Some companies mentioned material shortages, which led to the longest supplier delivery times and sharpest input cost inflation so far this year.

The S&P Global Manufacturing Purchasing Managers’ Indexâ„¢ (PMI®) for Vietnam remained above the 50.0 no-change mark in August, signaling a second consecutive monthly improvement in business conditions. However, with a reading of 50.4, down from 52.4 in July, the latest data indicated only a modest improvement.

The main positive from the survey was that output continued to rise, extending the current sequence of growth to four months. The rate of expansion in August was solid, although it eased from July’s recent high. Panels often attributed higher production to greater new orders, while the slowdown reflected reports of softening demand.

New orders fell in August, following a brief return to growth in July. Panels reported lower demand, partly linked to US tariffs. Tariff-related issues also caused new export orders to fall for the tenth month running, and the rate of reduction quickened in August and outpaced that seen for total new work.

As new orders fell, companies continued to trim their workforce at the end of the third quarter. Employment has now fallen in each of the last 11 months, although the latest reduction was marginal. Nonetheless, a sharp fall in new orders led to underutilized capacity across the sector. Backlogs of work decreased markedly, and to the greatest extent since last April.

Finished goods inventories also fell as companies reported reluctance to hold stocks in the face of falling new orders and as goods were dispatched to clients.

While manufacturers reduced their workforce and holdings of finished goods, purchasing activity increased for the second month running, reportedly due to higher production needs and inventory building amid expectations of improved demand.

However, pre-production inventories fell as imports declined. Material shortages affected efforts to secure inputs, and supplier delivery times lengthened.
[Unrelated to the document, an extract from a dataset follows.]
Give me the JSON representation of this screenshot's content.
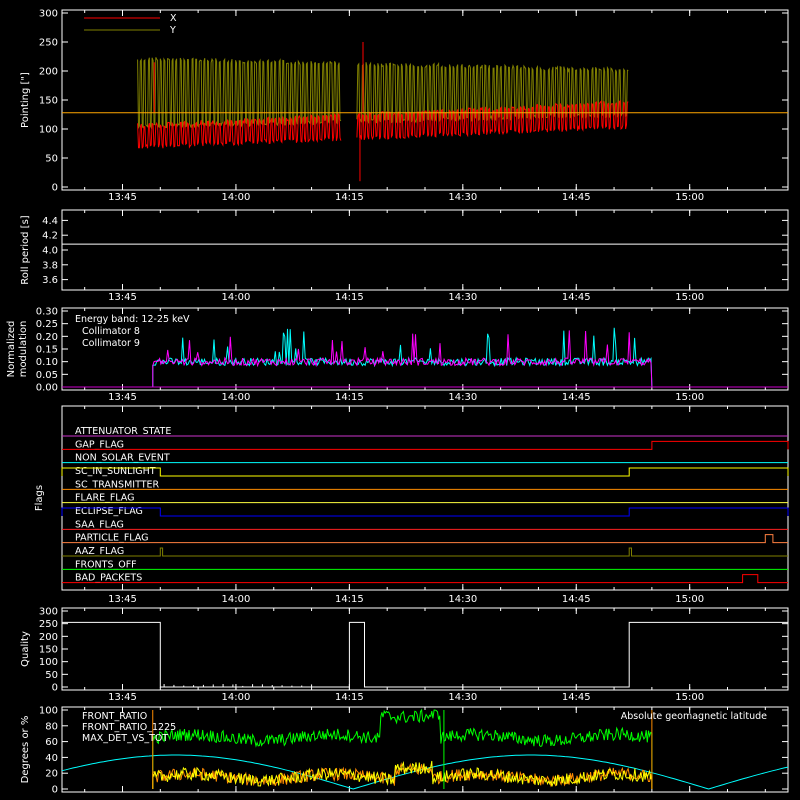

Shortages of materials, tariffs, and transportation costs led to a further increase in input prices during August. The rate of inflation quickened and was the sharpest since the start of 2025, although it remained weaker than the survey history average.

Output charges rose for the third month running in August, as tax hikes and the passing on of greater input costs to clients were reported. Output prices rose marginally, and the rate of inflation was similar to that seen in July.

Finally, business confidence strengthened to a six-month high in August but remained below the survey history average. Some panels expected new orders to rise over the coming year, supporting optimism towards output. However, concerns about the global economic situation limited confidence.

Andrew Harker, Economics Director at S&P Global Market Intelligence, said:

“Although it is encouraging that output continued to rise in August, the further fall in new orders raises questions about how long companies can maintain this growth. New business fell as exports continued to decline sharply, with tariff issues continuing to impact the manufacturing sector.

Firms were at least more confident about the outlook for the year ahead, partly based on hopes of stronger demand, which would encourage greater purchasing activity. However, manufacturers have, to some extent, been affected by material shortages.

With the path of tariffs seemingly more stable, it is hoped that improvements in demand will be realized in coming months, helping to sustain manufacturing output growth.”